Wiro was born and raised in rural northern Ghana, where interacting closely with nature is an essential part of life. He has always been passionate about wildlife and animal welfare, and he developed an interest in birds at a very young age. His first experience of wildlife management in a protected area was in 2011, when he visited Mole National Park during a school trip. The sight of the many wildlife species, from charismatic ones such as the African Savanna Elephant to the smaller colourful birds, was very exciting, and he wished the experience would never end. The prospects of what biodiversity conservation could achieve made him determined to understand the concept of conservation better, and to be part of it. This led him to do a BSc at the Department of Biodiversity Conservation and Management of the University for Development Studies in Ghana, where he conducted research on the pet trade in birds in his hometown for his dissertation.

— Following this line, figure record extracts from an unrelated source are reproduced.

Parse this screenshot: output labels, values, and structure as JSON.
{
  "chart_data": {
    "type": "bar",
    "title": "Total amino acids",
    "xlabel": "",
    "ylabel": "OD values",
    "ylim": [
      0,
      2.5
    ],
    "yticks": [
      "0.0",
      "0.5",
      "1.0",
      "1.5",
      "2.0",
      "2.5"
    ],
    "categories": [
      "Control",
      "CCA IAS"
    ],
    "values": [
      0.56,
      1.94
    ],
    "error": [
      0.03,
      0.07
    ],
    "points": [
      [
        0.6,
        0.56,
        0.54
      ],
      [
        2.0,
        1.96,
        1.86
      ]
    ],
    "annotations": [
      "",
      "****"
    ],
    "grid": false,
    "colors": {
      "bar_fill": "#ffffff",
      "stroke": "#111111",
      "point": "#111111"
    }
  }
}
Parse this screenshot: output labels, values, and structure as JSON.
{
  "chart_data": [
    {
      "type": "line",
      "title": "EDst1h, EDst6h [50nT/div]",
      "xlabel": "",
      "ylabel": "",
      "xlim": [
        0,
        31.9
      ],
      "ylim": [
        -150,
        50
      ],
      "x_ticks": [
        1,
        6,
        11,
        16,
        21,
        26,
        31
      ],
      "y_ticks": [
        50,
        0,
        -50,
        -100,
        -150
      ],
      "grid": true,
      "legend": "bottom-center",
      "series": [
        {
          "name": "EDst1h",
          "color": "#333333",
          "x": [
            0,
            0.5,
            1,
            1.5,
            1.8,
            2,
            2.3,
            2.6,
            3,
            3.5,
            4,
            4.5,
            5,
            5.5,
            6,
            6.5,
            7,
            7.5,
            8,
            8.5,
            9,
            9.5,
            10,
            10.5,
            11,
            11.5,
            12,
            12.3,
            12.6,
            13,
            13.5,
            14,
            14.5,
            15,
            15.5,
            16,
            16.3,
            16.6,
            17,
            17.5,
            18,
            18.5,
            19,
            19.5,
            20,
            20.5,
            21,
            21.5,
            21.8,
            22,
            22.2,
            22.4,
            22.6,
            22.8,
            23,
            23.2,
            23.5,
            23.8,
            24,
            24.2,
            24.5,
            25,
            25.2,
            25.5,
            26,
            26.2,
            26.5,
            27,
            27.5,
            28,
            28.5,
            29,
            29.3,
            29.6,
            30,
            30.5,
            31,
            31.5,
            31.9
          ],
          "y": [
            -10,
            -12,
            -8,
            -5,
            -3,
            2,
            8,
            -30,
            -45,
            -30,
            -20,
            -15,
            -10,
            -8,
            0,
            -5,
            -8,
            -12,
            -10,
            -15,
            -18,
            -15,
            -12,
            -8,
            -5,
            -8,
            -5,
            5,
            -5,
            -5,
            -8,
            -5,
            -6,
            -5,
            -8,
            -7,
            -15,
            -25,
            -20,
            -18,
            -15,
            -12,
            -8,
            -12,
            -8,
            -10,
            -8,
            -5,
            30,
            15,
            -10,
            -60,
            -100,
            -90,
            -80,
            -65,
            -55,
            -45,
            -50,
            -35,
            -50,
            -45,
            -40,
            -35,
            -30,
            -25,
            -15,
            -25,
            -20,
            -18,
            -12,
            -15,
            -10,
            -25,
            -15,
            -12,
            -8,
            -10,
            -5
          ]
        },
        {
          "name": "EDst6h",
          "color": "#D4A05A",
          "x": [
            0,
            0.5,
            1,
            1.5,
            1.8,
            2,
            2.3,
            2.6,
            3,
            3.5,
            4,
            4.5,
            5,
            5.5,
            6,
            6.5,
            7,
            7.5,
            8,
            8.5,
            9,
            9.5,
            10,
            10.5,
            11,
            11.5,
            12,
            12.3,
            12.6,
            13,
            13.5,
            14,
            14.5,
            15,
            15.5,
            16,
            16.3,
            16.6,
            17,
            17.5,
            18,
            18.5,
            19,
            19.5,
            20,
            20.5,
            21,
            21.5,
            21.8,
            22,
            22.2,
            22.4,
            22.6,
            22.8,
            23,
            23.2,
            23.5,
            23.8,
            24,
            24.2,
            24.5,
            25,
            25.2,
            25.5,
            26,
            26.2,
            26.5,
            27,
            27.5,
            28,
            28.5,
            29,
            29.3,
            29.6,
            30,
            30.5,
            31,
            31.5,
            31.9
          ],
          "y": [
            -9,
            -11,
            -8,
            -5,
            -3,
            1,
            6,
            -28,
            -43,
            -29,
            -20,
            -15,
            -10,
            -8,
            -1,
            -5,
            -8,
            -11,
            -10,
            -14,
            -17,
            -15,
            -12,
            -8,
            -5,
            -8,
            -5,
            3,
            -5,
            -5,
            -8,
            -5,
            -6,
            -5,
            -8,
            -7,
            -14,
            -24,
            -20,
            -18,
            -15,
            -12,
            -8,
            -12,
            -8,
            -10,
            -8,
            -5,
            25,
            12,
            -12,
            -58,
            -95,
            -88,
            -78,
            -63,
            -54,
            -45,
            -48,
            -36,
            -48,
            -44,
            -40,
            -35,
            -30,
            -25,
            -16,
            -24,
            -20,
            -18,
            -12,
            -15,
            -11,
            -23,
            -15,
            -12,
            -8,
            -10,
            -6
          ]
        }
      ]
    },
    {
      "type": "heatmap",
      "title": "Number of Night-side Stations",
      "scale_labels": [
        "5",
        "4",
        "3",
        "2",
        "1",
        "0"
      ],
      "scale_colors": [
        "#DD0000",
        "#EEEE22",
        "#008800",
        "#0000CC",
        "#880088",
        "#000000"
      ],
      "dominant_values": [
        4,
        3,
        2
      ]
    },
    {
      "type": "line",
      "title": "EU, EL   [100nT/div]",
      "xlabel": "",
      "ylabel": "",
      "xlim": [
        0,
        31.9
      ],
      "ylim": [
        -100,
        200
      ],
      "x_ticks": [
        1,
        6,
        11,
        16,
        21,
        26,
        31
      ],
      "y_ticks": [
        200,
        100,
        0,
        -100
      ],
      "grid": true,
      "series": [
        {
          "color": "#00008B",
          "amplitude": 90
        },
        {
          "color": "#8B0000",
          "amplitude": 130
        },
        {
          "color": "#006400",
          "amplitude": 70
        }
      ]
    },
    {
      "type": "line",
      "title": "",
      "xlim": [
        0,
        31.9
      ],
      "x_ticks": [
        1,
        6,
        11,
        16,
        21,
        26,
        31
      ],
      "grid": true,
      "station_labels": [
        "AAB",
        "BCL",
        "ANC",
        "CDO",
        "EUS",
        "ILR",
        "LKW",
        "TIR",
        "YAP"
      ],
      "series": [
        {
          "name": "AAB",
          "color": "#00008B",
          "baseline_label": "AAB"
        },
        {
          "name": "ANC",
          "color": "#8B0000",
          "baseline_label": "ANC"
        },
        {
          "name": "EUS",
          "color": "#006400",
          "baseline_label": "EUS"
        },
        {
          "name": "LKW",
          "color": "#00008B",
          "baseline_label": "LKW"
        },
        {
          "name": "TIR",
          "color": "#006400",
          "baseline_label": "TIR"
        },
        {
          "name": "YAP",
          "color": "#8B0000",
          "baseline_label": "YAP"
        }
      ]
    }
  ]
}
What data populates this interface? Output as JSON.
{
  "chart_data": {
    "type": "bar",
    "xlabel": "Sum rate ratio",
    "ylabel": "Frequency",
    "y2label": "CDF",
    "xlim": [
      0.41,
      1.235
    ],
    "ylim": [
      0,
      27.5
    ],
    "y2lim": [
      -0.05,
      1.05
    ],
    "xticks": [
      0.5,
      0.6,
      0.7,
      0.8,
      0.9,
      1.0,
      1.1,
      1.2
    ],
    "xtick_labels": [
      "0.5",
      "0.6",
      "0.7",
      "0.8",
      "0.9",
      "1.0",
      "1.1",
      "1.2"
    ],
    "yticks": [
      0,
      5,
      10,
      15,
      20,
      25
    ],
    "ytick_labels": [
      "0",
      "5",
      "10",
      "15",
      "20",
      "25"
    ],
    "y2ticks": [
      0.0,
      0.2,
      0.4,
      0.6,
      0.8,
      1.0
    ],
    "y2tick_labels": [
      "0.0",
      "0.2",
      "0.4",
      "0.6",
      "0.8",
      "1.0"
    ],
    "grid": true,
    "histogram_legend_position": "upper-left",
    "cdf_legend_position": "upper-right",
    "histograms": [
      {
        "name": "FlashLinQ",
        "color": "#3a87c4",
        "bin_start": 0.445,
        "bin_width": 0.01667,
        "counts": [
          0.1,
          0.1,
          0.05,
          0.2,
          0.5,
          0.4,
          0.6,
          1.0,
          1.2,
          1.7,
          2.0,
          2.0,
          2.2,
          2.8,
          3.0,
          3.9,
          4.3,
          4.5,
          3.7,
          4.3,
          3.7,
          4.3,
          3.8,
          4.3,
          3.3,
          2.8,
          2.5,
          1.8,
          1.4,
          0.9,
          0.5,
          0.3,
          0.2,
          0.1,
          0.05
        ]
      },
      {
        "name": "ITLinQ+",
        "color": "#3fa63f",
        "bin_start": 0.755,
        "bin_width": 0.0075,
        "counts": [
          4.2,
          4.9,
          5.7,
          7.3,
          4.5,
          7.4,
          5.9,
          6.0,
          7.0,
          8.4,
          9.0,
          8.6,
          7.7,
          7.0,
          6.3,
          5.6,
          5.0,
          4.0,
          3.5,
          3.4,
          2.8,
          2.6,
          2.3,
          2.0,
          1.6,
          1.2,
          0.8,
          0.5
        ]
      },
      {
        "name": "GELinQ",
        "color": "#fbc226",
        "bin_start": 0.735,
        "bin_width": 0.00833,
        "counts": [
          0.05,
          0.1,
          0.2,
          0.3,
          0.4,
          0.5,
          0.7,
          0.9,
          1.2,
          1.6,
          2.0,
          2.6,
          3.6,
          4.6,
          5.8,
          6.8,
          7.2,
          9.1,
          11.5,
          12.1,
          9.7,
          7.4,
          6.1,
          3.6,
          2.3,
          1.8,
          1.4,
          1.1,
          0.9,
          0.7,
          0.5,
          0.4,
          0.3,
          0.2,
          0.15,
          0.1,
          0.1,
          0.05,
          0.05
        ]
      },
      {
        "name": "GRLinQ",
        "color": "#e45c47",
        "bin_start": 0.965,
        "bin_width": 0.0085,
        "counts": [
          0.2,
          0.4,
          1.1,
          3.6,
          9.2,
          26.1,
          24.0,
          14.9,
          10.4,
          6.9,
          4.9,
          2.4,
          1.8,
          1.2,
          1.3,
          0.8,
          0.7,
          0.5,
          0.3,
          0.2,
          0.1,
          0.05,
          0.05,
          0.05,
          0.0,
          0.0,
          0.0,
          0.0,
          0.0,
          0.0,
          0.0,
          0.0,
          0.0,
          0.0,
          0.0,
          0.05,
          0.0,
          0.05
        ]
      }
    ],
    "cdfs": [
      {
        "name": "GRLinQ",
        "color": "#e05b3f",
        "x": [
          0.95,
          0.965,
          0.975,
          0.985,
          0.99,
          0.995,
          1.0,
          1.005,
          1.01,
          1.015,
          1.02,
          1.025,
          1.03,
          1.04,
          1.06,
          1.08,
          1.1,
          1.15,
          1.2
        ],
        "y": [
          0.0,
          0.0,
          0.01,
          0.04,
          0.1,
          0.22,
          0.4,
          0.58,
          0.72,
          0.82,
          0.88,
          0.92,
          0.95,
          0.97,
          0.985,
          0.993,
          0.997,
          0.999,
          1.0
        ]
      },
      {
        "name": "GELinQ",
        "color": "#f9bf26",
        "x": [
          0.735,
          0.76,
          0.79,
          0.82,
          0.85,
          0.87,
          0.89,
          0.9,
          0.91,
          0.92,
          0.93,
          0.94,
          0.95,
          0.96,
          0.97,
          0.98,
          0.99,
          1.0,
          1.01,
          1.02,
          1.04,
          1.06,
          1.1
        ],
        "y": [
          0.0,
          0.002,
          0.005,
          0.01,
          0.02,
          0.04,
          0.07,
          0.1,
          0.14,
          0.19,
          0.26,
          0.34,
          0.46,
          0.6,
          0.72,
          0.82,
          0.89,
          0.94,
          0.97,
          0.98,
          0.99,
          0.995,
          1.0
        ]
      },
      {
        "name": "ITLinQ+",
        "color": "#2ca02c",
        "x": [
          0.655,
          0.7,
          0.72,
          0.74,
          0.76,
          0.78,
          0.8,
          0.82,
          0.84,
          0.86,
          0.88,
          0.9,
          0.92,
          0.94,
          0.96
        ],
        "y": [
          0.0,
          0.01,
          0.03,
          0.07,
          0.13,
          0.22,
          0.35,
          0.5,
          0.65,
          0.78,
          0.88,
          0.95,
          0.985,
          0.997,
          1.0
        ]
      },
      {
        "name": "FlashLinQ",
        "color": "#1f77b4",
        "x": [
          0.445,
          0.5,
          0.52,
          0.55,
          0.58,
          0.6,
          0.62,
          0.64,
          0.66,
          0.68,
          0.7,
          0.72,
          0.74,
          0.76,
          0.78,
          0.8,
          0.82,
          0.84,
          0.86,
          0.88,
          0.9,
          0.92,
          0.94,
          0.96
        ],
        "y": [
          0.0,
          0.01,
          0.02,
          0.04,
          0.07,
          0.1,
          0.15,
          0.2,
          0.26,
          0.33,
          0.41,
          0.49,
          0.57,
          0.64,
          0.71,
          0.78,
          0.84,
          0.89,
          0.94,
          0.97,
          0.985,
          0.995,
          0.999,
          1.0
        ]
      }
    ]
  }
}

After his BSc, he joined the same department as a research and teaching assistant where he was involved in several activities and experiences, including fieldwork, report writing, local community engagement and organising tutorials for several courses.

In 2022, Wiro joined the Honey-Hunting Research Network initiated by the African Honeyguides’ Research Group. He conducted a pilot survey on honey-hunting and beekeeping communities in northern Ghana. For his MSc thesis, he will focus on further surveying and describing the remaining honey-hunting cultures in Ghana, and he will investigate the relationship people have with honeyguides.

Thesis: Partnership, companion or enemy: how and why do people differ in their relationship with honeyguides in northern Ghana (Supervisors: Claire Spottiswoode, Jessica van der Wal, Timothy Khan Aikins).